There are a number of techniques and challenges developers face when building Windows 8 live tiles. Ben Dewey, senior software consultant at Tallan, Inc. explored how to effectively build live tiles during a presentation Tuesday at the Visual Studio Live! conference in Chicago. Titled "Make Your App Alive with Tiles and Notifications."

In the session, Dewey showed how developers can communicate with users via Windows 8 tiles and notifications and covered the implementation of live tiles, secondary tiles, toasts, badges and notifications.

Dewey praised both the design and philosophy driving the new tile architecture, describing Windows 8 tiles and notifications as "distinctive."

"The ability to engage the user outside of your running application is a feature that no other platform offers in the same way," Dewey said.

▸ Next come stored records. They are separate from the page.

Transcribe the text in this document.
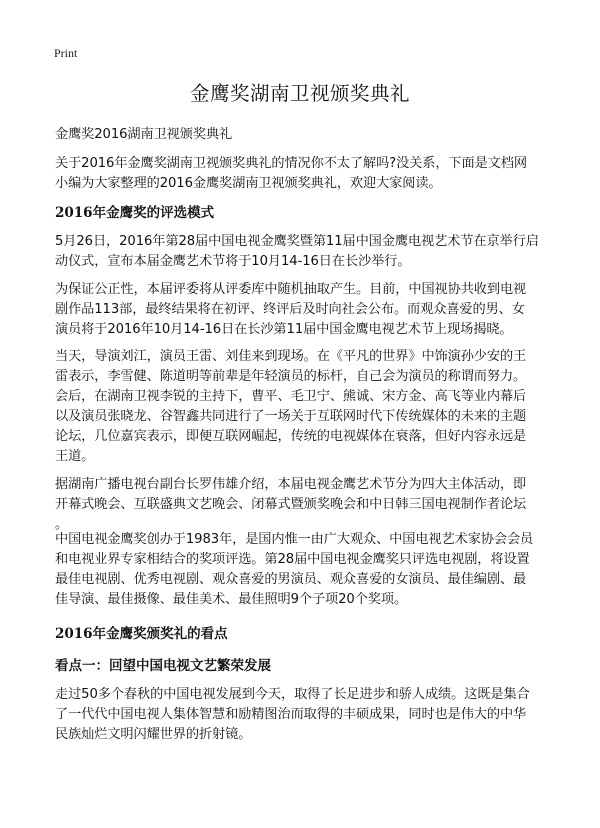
Print
金鹰奖湖南卫视颁奖典礼

金鹰奖2016湖南卫视颁奖典礼

关于2016年金鹰奖湖南卫视颁奖典礼的情况你不太了解吗?没关系，下面是文档网
小编为大家整理的2016金鹰奖湖南卫视颁奖典礼，欢迎大家阅读。

2016年金鹰奖的评选模式

5月26日，2016年第28届中国电视金鹰奖暨第11届中国金鹰电视艺术节在京举行启
动仪式，宣布本届金鹰艺术节将于10月14-16日在长沙举行。

为保证公正性，本届评委将从评委库中随机抽取产生。目前，中国视协共收到电视
剧作品113部，最终结果将在初评、终评后及时向社会公布。而观众喜爱的男、女
演员将于2016年10月14-16日在长沙第11届中国金鹰电视艺术节上现场揭晓。

当天，导演刘江，演员王雷、刘佳来到现场。在《平凡的世界》中饰演孙少安的王
雷表示，李雪健、陈道明等前辈是年轻演员的标杆，自己会为演员的称谓而努力。
会后，在湖南卫视李锐的主持下，曹平、毛卫宁、熊诚、宋方金、高飞等业内幕后
以及演员张晓龙、谷智鑫共同进行了一场关于互联网时代下传统媒体的未来的主题
论坛，几位嘉宾表示，即便互联网崛起，传统的电视媒体在衰落，但好内容永远是
王道。

据湖南广播电视台副台长罗伟雄介绍，本届电视金鹰艺术节分为四大主体活动，即
开幕式晚会、互联盛典文艺晚会、闭幕式暨颁奖晚会和中日韩三国电视制作者论坛
。

中国电视金鹰奖创办于1983年，是国内惟一由广大观众、中国电视艺术家协会会员
和电视业界专家相结合的奖项评选。第28届中国电视金鹰奖只评选电视剧，将设置
最佳电视剧、优秀电视剧、观众喜爱的男演员、观众喜爱的女演员、最佳编剧、最
佳导演、最佳摄像、最佳美术、最佳照明9个子项20个奖项。

2016年金鹰奖颁奖礼的看点
看点一：回望中国电视文艺繁荣发展

走过50多个春秋的中国电视发展到今天，取得了长足进步和骄人成绩。这既是集合
了一代代中国电视人集体智慧和励精图治而取得的丰硕成果，同时也是伟大的中华
民族灿烂文明闪耀世界的折射镜。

The new functionality provides opportunities to enhance interaction and make apps and data accessible to users. But Dewey urged developers to be careful how they use the capability and to hew to best practices defined by Microsoft.

At one point during his presentation, Dewey warned attendees to avoid behaviors -- like constantly updating tiles -- that can annoy or drive away users. In fact, Microsoft's documentation addresses this concern explicitly, stating: "If users don't like your tile, they might place it at the end of Start or unpin it altogether, turn off updates, or even uninstall your app."

Dewey said developers he talks to often complain about not having better control over when and how the tile gets updated. "Remember that periodic updates only update at a minimum of 30 minutes," Dewey said. "I tend to side with Microsoft on this point because I value my battery life and system resources above tile updates. Additionally, I haven't heard any challenges from the field that represent a valid case to increase this frequency."

Dewey also noted that debugging live tiles is a source of frequent complaint from developers. For instance, if a Web site providing live tile XML data goes down, there is no way to have the tile fall back to a default state or failover to another XML source.

"There are a number of reasons for a tile to fail to update. The common issues include malformed XML, incorrect encoding and image sizes above 150KB," Dewey said, adding. "When a tile fails to update, an error will be added to the EventLog, but few details are provided to resolve the issue."

Dewey pointed developers to a helpful blog post that describes tips and tricks for debugging tile updates.

Asked if there were any common mistakes that developers tend to make when getting familiar with Windows 8 UI elements like tiles, badges and toasts, Dewey named several.

"There are a few common mistakes when working with tiles. The first one is with regard to philosophy and guidance. Teams often question when it is appropriate to use toast rather than tiles," he said, referring developers to Microsoft's Guidelines and Checklist documents regarding tiles and toast.

"The other mistake that I see people make is regarding their eagerness to jump into push notifications or background tasks when periodic updates would be sufficient," Dewey said, noting that Windows devices can only have seven apps running background tasks. "In many scenarios, periodic or local updates can serve the needs for most applications without introducing the complexities of background tasks or push notifications."

Dewey urged developers to review the Microsoft documentation, which he called "very comprehensive."